Set Up App Services CLI
The App Services CLI is the easiest way to programmatically create, configure, and manage Atlas Apps. You should install and use the latest version in your deployment scripts.
App Services CLI is available on npm
. To install the CLI on your system,
ensure that you have Node.js
installed and then run the following command in your shell:
npm install -g atlas-app-services-cli
You'll also need a MongoDB Atlas public/private API key pair to authenticate and use the CLI. For more information and a walkthrough of how to get an API key, see Programmatic API Keys.
To log in, save your API keys in a new named profile configuration and then log in with that profile:
<Profile Name>: public_api_key: "<MongoDB Atlas Public API Key>" private_api_key: "<MongoDB Atlas Private API Key>" atlas_base_url: "https://cloud.mongodb.com" realm_base_url: "https://services.cloud.mongodb.com" telemetry_mode: ""
appservices login --profile="<Profile Name>"
Tip
Make sure to use the --profile
flag in all of your commands, otherwise
App Services CLI won't recognize that you're logged in.
Create an App
You can use App Services CLI to create new apps to use in development and testing. If your pipeline is in the Development or Staging phase, you should deploy and test changes with an app other than your live production app.
To use a new app for your development or staging branch:
Create a New App
Push a new app based on your branch of the app's configuration files:
cd path/to/realmApp appservices push -y --project="<MongoDB Atlas Project ID>" # e.g. --project="609ea544934fe445460219a2" Save the App ID
The new app has a unique App ID value that you'll need to identify it later in your pipeline and in your client app. You should save the value to an environment variable, file, or other location.
# Save to an environment variable output=$(appservices app describe) app_id=$(echo $output | sed 's/^.*client_app_id": "\([^"]*\).*/\1/') export REALM_APP_ID=app_id # Save to a file echo $REALM_APP_ID > ./clients/ios/realm-app-id.txt
Update an App
You can use App Services CLI to update an existing app, like a shared staging app or your production deployment. The app already exists, so you should be able to look up its App ID.

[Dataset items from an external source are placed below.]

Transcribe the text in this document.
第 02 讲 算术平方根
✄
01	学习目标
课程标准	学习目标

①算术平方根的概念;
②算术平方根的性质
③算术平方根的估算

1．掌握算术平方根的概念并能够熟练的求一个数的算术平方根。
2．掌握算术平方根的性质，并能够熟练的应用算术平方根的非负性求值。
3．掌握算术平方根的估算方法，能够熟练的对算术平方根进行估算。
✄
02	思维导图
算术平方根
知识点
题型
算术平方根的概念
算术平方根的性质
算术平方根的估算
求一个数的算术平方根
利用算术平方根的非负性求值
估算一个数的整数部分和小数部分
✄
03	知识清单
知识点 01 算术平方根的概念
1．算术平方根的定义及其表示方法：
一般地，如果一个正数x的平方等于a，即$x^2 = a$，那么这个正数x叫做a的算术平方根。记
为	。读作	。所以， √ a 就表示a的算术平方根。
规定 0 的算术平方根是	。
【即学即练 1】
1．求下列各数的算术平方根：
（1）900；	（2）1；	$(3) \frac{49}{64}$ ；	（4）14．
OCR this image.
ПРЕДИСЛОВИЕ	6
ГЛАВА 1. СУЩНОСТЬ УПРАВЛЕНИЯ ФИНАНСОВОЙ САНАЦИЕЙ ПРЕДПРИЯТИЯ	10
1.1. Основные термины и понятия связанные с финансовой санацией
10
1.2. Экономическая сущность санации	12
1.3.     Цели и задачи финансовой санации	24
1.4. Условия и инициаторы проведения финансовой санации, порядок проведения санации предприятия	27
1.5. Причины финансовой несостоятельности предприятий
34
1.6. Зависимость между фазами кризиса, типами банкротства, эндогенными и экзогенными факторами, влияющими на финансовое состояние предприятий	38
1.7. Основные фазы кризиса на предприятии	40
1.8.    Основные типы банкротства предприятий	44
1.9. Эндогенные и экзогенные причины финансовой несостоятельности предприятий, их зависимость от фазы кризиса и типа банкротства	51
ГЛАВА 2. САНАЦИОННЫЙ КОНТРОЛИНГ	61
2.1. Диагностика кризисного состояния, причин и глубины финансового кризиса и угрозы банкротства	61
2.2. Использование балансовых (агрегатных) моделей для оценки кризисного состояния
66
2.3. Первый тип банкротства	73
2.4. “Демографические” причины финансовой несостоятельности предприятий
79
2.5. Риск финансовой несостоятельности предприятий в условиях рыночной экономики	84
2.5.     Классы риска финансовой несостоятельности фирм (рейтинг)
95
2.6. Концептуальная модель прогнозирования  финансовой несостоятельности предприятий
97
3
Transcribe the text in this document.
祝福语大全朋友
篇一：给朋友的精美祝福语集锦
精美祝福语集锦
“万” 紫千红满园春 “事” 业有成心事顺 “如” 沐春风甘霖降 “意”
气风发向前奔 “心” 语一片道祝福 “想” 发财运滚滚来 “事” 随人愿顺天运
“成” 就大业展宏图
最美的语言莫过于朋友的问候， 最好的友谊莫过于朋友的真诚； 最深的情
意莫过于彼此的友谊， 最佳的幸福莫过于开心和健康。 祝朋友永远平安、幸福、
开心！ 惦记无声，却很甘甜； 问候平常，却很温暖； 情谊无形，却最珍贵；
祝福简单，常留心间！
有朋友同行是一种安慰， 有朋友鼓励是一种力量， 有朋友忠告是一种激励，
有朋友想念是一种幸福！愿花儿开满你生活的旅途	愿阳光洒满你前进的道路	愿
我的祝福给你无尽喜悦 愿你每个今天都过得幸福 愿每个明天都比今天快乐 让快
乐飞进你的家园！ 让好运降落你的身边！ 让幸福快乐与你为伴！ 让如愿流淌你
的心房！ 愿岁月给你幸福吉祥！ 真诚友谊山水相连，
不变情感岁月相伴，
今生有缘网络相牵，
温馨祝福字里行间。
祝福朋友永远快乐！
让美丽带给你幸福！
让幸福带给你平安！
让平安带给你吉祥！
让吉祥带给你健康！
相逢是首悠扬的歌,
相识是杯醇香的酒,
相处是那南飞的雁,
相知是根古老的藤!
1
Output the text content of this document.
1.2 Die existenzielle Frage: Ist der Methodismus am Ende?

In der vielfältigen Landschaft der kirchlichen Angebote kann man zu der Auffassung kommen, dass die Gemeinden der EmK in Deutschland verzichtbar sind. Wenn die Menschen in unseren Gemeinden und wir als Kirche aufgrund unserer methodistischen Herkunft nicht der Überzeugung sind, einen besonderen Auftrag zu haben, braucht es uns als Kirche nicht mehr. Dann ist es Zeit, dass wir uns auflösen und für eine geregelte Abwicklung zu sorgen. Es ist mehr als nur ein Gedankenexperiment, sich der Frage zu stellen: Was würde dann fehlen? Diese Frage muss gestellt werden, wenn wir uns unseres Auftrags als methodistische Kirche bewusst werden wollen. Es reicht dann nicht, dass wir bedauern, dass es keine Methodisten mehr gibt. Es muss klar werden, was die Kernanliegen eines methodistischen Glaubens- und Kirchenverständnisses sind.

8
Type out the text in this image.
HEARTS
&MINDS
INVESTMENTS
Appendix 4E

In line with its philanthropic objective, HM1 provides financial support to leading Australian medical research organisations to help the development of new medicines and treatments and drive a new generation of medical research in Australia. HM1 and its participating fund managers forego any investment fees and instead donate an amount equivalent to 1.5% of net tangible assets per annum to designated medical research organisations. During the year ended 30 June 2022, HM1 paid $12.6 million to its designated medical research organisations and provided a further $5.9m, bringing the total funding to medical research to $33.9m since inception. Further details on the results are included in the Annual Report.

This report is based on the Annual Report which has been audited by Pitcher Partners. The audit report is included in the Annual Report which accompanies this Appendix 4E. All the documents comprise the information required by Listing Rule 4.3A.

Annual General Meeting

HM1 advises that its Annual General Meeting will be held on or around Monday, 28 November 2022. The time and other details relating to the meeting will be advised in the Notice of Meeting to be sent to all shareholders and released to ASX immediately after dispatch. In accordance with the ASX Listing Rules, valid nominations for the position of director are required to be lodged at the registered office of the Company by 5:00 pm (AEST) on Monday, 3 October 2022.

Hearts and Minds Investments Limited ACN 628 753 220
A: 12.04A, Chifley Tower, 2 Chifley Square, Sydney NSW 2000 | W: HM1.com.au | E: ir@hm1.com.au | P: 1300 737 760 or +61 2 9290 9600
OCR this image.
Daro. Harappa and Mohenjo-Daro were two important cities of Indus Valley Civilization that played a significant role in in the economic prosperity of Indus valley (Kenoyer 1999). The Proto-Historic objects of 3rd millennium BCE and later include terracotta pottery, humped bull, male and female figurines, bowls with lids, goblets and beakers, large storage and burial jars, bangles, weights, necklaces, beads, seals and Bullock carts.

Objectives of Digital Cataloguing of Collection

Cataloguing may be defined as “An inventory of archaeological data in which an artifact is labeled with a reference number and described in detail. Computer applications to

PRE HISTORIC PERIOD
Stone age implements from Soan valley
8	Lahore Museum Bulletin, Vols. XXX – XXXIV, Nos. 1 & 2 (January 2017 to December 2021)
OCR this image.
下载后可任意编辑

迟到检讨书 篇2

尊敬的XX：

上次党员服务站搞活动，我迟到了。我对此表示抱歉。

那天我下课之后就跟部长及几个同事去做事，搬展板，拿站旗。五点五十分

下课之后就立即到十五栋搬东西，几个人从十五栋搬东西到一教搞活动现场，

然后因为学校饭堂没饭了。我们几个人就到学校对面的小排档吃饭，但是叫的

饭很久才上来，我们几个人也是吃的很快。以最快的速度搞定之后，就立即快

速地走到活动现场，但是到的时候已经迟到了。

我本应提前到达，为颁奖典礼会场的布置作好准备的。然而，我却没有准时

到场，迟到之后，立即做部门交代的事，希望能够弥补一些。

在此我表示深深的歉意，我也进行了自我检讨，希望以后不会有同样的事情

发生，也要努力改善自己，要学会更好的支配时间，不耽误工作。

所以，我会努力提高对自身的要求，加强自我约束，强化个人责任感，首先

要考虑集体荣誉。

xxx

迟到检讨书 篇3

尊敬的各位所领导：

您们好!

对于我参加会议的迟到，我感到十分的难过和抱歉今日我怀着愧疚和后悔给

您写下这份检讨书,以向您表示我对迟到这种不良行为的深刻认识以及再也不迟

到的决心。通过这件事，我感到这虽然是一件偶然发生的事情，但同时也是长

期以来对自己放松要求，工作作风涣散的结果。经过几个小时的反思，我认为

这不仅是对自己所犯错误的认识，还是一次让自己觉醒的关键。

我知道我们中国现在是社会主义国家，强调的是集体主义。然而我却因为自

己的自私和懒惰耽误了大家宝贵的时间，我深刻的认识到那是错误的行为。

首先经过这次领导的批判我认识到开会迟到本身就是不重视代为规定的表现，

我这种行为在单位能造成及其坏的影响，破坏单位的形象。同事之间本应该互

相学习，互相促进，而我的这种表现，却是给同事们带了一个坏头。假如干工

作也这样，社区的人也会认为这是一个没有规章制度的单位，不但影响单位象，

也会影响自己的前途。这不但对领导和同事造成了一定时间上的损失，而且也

To update an existing app, specify its App ID in the --remote
flag:
appservices push --remote=$REALM_APP_ID -y
Run Tests Against the App
Your app should include automated unit and integration test suites that you can run to verify that everything works. The specifics of your test setup will vary depending upon your app, but you may need to run tests across multiple platforms using a variety of simulators.
If you have integration tests, you could checkout previous releases and run your integration tests against the current version of the App to ensure backwards compatibility.
Clean Up the Job
At the end of a CI/CD stage or pipeline you may want to clean up resources that you created specifically for that test. For example, if you create a new Development or Staging app, you might delete the apps and any databases associated with them once your changes are merged. Alternatively, you would not want to clean up your production app or a persistent staging app if you use one.
Before you clean up, consider what resources may be useful in future. For example, you could choose to skip deleting apps and their databases if your tests fail. That way you can manually investigate the issue and find any app settings or data that caused the failure.